The excerpt comes from a book published in 1875: A Gentleman’s Guide to Etiquette by Cecil B. Hartley. Hartley’s rules may be over 100 years old, but they’re just as true today as they ever were.
1. Even if convinced that your opponent is utterly wrong, yield gracefully, decline further discussion, or dexterously turn the conversation, but do not obstinately defend your own opinion until you become angry.
2. Retain, if you will, a fixed political opinion, yet do not parade it upon all occasions.
3. Never interrupt anyone who is speaking.
4. It is ill-bred to put on an air of weariness during a long speech from another person.
5. In a general conversation, never speak when another person is speaking, and never try by raising your own voice to drown that of another.
6. Never, unless you are requested to do so, speak of your own business or profession in society.
7. In a dispute, if you cannot reconcile the parties, withdraw from them.
8. Never, during a general conversation, endeavor to concentrate the attention wholly upon yourself.
9. A man of real intelligence and cultivated mind is generally modest.
10. It is as great an accomplishment to listen with an air of interest and attention, as it is to speak well.
11. Never listen to the conversation of two persons who have thus withdrawn from a group.
12. Make your own share in conversation as modest and brief as is consistent with the subject under consideration, and avoid long speeches and tedious stories.
13. Speak of yourself but little.
14. If you submit to flattery, you must also submit to the imputation of folly and self-conceit.
15. In speaking of your friends, do not compare them, one with another.
16. Avoid, in conversation all subjects which can injure the absent.
17. The wittiest man becomes tedious and ill-bred when he endeavors to engross entirely the attention of the company in which he should take a more modest part.
18. Avoid set phrases, and use quotations but rarely.
19. Avoid pedantry; it is a mark, not of intelligence, but stupidity.
20. Speak your own language correctly; at the same time do not be too great a stickler for formal correctness of phrases.
21. Never notice it if others make mistakes in language. To notice by word or look such errors in those around you is excessively ill-bred.
22. If you are a professional or scientific man, avoid the use of technical terms.

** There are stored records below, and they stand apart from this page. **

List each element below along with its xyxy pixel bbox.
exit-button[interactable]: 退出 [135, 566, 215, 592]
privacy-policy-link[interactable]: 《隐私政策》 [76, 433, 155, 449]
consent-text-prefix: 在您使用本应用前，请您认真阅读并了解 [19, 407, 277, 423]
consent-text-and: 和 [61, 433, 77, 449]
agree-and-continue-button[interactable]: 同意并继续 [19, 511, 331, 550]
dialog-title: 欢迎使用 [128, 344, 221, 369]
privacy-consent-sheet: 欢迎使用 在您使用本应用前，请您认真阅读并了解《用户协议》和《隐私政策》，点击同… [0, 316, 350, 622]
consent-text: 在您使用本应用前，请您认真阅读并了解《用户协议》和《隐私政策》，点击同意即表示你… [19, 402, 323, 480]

23. In conversing with a foreigner who speaks imperfect English, listen with strict attention, yet do not supply a word, or phrase, if he hesitates.
24. Be careful in society never to play the part of buffoon, for you will soon become known as the “funny” man of the party, and no character is so perilous to your dignity as a gentleman.
25. Avoid boasting. To speak of your money, connections, or the luxuries at your command is in very bad taste.
26. While refusing the part of jester yourself, do not, by stiff manners, or cold, contemptuous looks, endeavor to check the innocent mirth of others.
27. When thrown into the society of literary people, do not question them about their works.
28. It is extremely rude and pedantic, when engaged in general conversation, to make quotations in a foreign language.
29. To use phrases which admit of a double meaning, is ungentlemanly.
30. If you find you are becoming angry in a conversation, either turn to another subject or keep silence.
31. “Never talk of ropes to a man whose father was hanged” is a vulgar but popular proverb. Avoid carefully subjects which may be construed into personalities, and keep a strict reserve upon family matters.
32. If you have traveled, although you will endeavor to improve your mind in such travel, do not be constantly speaking of your journeyings.
33. When asking questions about persons who are not known to you, in a drawing-room, avoid using adjectives.
34. Avoid gossip; in a woman it is detestable, but in a man it is utterly despicable.
35. Do not officiously offer assistance or advice in general society. Nobody will thank you for it.
36. Avoid flattery. A delicate compliment is permissible in conversation, but flattery is broad, coarse, and to sensible people, disgusting.
37. A lady of sense will feel more complimented if you converse with her upon instructive, high subjects, than if you address to her only the language of compliment. In the latter case she will conclude that you consider her incapable of discussing higher subjects, and you cannot expect her to be pleased at being considered merely a silly, vain person, who must be flattered into good humor.